5 Tips Memilih Shockbreaker yang Berkualitas

5 Tips Memilih Shockbreaker yang Berkualitas

23rd January 2020 0 By otomotiv

Seperti halnya komponen lain pada sepeda motor, shockbreaker pun memiliki masa pakainya sendiri. Maka dari itu tidak heran jika masa pakai shockbreaker sudah habis maka kinerjanya pun akan menurun berbeda dengan shockbreaker ketika masih baru. Satu tanda shockbreaker motor yang harus segera diganti yaitu kinerja shockbreaker yang tidak bagus yang ditandai dengan sistem kejut yang keras.

Banyaknya merk shockbreaker yang dijual di pasaran tentu cukup membuat konsumen bingung untuk memilih shockbreaker motor yang berkualitas karena hampir semua merk shockbreaker mengklaim bahwa shockbreaker buatannya memiliki kualitas yang bagus. Untuk memudahkan Anda, berikut tips memilih shockbreaker yang berkualitas.

1.      Harga shockbreaker

Point pertama adalah melihat harganya terlebih dahulu, sebelum Anda menuju ke toko spare part motor sebaiknya survei terlebih dahulu harga shockbreaker yang akan dibeli. Jika menemukan harga shockbreaker dibanderol murah dibawah harga pasaran patut Anda dicurigai, pasalnya meskipun setiap toko mematok harga yang berbeda namun selisih harganya tidak terlalu jauh beda.

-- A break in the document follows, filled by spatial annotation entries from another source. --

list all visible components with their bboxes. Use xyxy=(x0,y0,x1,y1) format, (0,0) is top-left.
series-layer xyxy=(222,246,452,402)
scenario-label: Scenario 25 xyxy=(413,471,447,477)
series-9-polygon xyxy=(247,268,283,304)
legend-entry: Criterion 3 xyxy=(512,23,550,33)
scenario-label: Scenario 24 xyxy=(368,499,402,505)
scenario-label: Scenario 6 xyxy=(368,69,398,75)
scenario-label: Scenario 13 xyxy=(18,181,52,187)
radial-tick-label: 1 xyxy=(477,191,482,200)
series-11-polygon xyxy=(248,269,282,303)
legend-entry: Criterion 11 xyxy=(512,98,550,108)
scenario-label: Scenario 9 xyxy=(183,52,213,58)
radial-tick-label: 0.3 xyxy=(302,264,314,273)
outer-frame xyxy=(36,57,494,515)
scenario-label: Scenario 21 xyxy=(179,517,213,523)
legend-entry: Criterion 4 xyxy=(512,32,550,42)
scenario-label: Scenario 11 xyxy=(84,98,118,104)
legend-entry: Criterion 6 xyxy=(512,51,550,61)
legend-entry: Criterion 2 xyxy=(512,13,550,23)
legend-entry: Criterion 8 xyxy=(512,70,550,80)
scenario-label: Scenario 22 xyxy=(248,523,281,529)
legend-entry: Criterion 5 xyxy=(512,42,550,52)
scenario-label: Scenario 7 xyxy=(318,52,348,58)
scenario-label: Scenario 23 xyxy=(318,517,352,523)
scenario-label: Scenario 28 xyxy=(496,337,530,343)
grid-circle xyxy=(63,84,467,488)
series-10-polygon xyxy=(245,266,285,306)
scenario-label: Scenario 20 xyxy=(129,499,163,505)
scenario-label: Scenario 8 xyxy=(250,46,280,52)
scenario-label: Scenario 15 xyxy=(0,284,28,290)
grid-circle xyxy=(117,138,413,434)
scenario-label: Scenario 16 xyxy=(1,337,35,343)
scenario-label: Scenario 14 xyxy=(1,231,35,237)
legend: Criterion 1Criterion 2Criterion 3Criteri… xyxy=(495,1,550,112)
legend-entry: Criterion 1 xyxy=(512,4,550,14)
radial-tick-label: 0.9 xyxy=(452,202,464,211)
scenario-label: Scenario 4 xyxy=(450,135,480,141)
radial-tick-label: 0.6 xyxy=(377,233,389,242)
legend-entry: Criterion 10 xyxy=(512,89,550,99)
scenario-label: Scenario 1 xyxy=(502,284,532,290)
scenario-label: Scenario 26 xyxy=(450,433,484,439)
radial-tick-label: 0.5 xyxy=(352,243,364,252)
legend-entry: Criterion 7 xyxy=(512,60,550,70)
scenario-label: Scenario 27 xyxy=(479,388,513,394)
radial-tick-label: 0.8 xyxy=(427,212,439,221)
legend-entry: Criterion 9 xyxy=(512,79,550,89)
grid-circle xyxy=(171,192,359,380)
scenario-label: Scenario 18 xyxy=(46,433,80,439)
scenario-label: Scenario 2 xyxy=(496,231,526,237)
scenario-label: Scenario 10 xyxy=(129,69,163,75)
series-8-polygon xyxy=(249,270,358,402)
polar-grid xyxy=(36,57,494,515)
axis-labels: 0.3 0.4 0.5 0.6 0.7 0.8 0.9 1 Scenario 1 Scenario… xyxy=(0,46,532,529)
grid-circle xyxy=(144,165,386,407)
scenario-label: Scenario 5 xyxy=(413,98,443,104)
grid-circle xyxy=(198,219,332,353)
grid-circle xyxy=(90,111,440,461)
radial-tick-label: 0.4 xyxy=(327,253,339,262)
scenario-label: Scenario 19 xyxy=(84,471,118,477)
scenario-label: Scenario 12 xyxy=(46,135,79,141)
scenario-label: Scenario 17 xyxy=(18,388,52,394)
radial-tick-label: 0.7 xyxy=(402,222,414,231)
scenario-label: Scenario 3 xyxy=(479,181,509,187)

2.      Cek serial number shockbreaker

Dengan mengetahui serial number ini Anda bisa membedakan shockbrekaer yang baru atau bekas. Untuk shockbreaker yang baru biasanya kode asli dibuat dengan cara unik serta didukung teknologi tinggi, seperti laser misalnya, dan bagian kode shockbreaker yang baru, terlihat begitu halus. Sedangkan untuk shockbreaker bekas yaitu umumnya kode shockbreaker akan tidak rata atau juga cat disekitarnya sudah mulai memudar.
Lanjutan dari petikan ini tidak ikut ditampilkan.